Professor pushes hard disk limits
Jimmy Zhu, an electrical and computer engineering professor, an Institute of Electrical and Electronics Engineers (IEEE) distinguished lecturer, and the holder of 12 U.S. patents, is currently the director of the Data Storage Systems Center (DSSC) here at Carnegie Mellon. Despite many contributions to his field of research, many CIT first-years know Zhu simply as an Introduction to Electrical Engineering recitation instructor. In an interview with The Tartan this past week, he shared details of his groundbreaking research, his current work, and some humorous anecdotes about grad school.
Zhu considers his work in the field of magnetic data storage — namely in hard disk drives (HDDs) — as his greatest research accomplishment. “When I was a graduate student in the mid-’80s,” he said, “the HDD could store only 10 megabytes, and people thought ... that was it!” To increase drives’ capacity, Zhu began work on the nanometer-scale microstructure of the metallic coating of the drive. This 10-nanometer-thick metal is filled with polar particles. When the transducer, which floats very slightly above the disk, applies a magnetic field, the particles line up in a certain way, some producing magnetic flux, others not. These physical states are analogous to ones and zeros, allowing data to be stored.
The process of keeping the transducer floating precisely over the disk, polarizing only the right particles, is immensely difficult, Zhu said. “In terms of scale,” he said, “it’s like keeping the Sears Tower hovering sideways a millimeter off the ground ... without consuming much power.” Ultimately, he developed this technology and revolutionized the field; in fact, Zhu’s method of magnetic data storage is still in use in the hard disk today, allowing drives to store terabytes of information.
Zhu is currently working with magnetoresisitive random access memory (MRAM). As the name suggests, this technology stores memory in magnetic states, which gives it three advantages over conventional static RAM and dynamic RAM. First, MRAM requires 10 times less power. Second, since it retains information even when the computer is powered off, booting up with MRAM is instantaneous. Last, it is far more secure than conventional RAM in outer space, where cosmic rays can disrupt data.

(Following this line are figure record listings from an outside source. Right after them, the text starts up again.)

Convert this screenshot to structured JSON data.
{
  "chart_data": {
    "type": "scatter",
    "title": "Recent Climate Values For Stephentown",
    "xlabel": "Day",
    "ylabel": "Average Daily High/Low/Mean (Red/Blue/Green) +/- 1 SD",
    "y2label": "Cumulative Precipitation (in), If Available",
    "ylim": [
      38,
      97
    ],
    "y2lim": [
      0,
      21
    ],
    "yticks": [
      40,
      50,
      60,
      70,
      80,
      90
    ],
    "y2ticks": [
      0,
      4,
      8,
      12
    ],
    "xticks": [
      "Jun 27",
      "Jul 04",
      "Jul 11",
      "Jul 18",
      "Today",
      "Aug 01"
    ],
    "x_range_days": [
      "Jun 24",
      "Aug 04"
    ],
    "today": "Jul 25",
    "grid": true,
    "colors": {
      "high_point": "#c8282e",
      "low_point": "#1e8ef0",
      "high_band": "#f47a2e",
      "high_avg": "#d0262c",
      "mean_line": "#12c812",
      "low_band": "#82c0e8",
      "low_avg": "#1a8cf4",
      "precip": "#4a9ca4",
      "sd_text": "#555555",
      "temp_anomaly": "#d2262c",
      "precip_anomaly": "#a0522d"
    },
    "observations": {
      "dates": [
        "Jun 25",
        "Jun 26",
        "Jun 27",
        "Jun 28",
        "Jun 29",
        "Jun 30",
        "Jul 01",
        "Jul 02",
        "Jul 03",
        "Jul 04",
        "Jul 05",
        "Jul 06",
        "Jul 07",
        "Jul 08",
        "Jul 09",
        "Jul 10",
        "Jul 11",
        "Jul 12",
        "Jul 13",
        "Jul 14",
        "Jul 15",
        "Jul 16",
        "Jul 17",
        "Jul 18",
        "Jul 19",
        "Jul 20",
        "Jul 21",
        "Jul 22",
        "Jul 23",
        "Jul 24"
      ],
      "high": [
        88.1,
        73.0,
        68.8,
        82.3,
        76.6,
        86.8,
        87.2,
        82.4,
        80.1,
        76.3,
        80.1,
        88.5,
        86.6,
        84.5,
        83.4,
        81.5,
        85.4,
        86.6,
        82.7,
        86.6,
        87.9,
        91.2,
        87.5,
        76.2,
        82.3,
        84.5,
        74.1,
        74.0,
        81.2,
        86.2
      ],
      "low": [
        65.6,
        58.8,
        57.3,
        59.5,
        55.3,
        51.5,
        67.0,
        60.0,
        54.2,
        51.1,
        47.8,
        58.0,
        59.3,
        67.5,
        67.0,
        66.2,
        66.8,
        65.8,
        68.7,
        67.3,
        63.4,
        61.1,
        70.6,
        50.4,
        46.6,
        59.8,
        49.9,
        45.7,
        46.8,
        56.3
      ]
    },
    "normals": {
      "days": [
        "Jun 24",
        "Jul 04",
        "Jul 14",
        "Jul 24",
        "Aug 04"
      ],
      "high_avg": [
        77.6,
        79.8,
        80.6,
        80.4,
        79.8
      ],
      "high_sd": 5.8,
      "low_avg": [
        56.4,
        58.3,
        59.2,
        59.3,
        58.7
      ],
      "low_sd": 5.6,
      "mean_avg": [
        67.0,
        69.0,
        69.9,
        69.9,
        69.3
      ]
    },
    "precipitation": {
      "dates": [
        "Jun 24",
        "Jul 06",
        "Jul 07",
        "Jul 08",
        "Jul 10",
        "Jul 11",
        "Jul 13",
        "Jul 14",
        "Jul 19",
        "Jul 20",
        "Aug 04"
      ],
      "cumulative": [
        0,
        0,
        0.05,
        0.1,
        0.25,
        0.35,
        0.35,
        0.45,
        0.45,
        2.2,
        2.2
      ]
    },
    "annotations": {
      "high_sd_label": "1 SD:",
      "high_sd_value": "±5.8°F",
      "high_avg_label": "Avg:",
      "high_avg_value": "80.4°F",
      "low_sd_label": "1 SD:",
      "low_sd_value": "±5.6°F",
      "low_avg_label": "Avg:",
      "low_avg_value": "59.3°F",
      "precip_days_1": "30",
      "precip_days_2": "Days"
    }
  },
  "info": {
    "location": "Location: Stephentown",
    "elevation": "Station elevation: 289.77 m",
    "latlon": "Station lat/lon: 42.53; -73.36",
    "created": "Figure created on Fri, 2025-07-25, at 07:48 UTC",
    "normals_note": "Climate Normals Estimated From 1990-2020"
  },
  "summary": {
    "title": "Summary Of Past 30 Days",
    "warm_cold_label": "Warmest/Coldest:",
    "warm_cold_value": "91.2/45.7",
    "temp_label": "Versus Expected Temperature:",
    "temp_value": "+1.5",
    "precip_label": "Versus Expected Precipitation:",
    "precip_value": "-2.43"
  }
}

While he is heavily involved with research, Zhu shared some of his more light-hearted pursuits as well. He reminisced about his time at the University of California, San Diego, and how he often gathered his fellow researchers for a game of basketball to escape the monotony of the lab. He also enjoys traveling, both for work and to meet up with acquaintances around the world. “I’ve graduated 35 Ph.D. students, and I’m often invited to dinner with them when I visit the area,” he said.
When asked about his long list of achievements, Zhu said that he owes a lot to his physics and engineering backgrounds: “From my graduate school days, I’ve had the mind of an experimentalist. As an engineer, I can apply the results of these experiments to the real world.”
Over time, he said, he has developed his own personal philosophy, one that can apply to researchers in all disciplines. “When it comes down to research, I know I’ve got to make a measurable impact.... That’s my criterion for success.”